September 20, 2014

Key Laws Authored by Sen. Fran Pavley Take Effect in 2014

 

SACRAMENTO, CA—A number of important measures authored by Sen. Fran Pavley (D-Agoura Hills) will take effect in 2014. A few highlights are listed below. For more details and a complete list of legislation authored by Sen. Pavley this year, visit http://sd27.senate.ca.gov/legislation/2013-legislation

Accountability and transparency for fracking and other oilfield practices: SB 4 will regulate hydraulic fracturing (“fracking”), acidizing and other oil and gas well stimulation operations for the first time in California. Beginning January 1, 2014, oil and gas well operators may not perform these operations unless they test the groundwater before and after well stimulation, notify neighboring property owners and tenants and disclose all chemicals used. They must also disclose the amount and source of water to be used. In addition, the legislation requires an independent scientific study of the safety and environmental risks to inform future policy decisions, and it reserves power for the governor, courts, state agencies and local governments to impose additional restrictions.

Greater protections for child pornography victims: Senate Bill 145 addresses the fast growing crime of child pornography, which is closely linked with sexual abuse, sex trafficking and other crimes. Prior to SB 145 California had the nation's weakest child pornography sentencing laws, but the legislation will increase the maximum penalty from three years to five years for the worst offenders: those with huge collections of child pornography, those with images of children forced to endure sexual sadism or masochism, and those who use images to groom children to participate in this crime. This legislation, sponsored by Ventura County District Attorney Greg Totten, will help protect California's most vulnerable citizens.

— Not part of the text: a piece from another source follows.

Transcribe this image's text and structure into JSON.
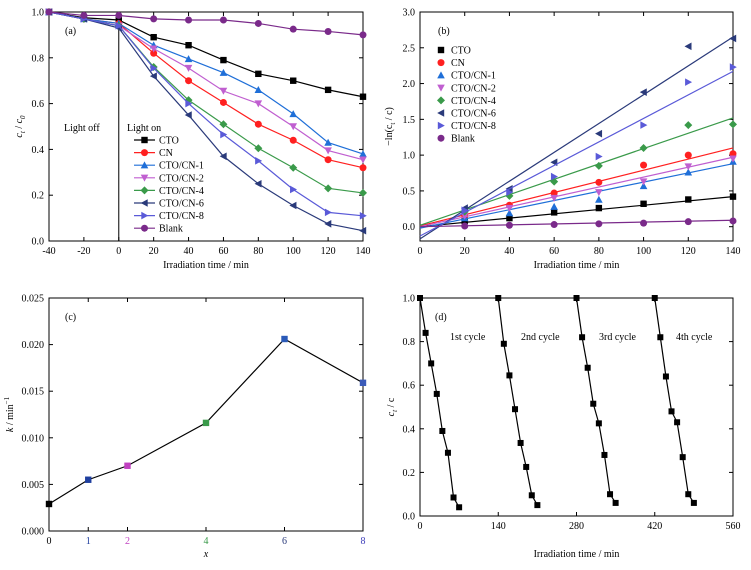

Reduced red tape for special education teachers: Senator Pavley authored SB 368 to help special education teachers avoid duplicative course requirements. The legislation allows credential programs to accept coursework from multiple programs approved by the California Commission on Teacher Credentialing. Previously, some qualified candidates were required to retake duplicative courses because of a lack of clear system for accepting coursework from multiple programs.

Greater accountability in developmental centers: Senator Pavley’s bill, SB 651, will help protect victims of sex crimes in state hospitals and developmental centers. The law addresses a history of improper handling of rape and other crimes in these facilities. It requires victims of suspected abuse to receive exams from trained investigators at independent facilities. Independent exams may be performed at state facilities if it is safer for the patient. This law complements AB 602 by Assemblymember Mariko Yamada (D-Davis), which also takes effect Jan. 1 and requires employees at developmental centers and state hospitals to report serious assault and abuse to outside law enforcement within two hours.

Agreement reached on Ventura County transit: SB 203 will allow smaller cities in Ventura County to spend Transportation Development Act funds on local roads, provided they meet their public transit needs. Such flexibility was already given to small cities in other newly urban counties, but Ventura County was excluded while it developed a countywide transportation plan. The plan is now complete.

The bill is part of a series of actions to implement the plan. Other key elements include greater inter-city and inter-county regional transit service, creation of the Gold Coast Transit District (enabled by Assembly Bill 664 by Assemblyman Das Williams, D-Santa Barbara), greater transit service to the East County and Heritage Valley area and a revamping of the county’s process for addressing unmet transit needs.

College schedule approved for advanced Moorpark students: With passage of SB 236, high school students enrolled in Moorpark College classes will be allowed to attend school on a more flexible schedule. The college schedule is not compatible with the traditional five-day high school week, but legislation was needed to remove a legal hurdle to implement a four-day week for these students. The legislation gives the students flexibility to work on projects, study and work in career-related internships on Fridays when Moorpark College offers fewer classes. It contains academic and financial accountability requirements that are consistent with other California school districts with four-day weeks. SB 236 was passed as an urgency statute, allowing it to go into effect immediately.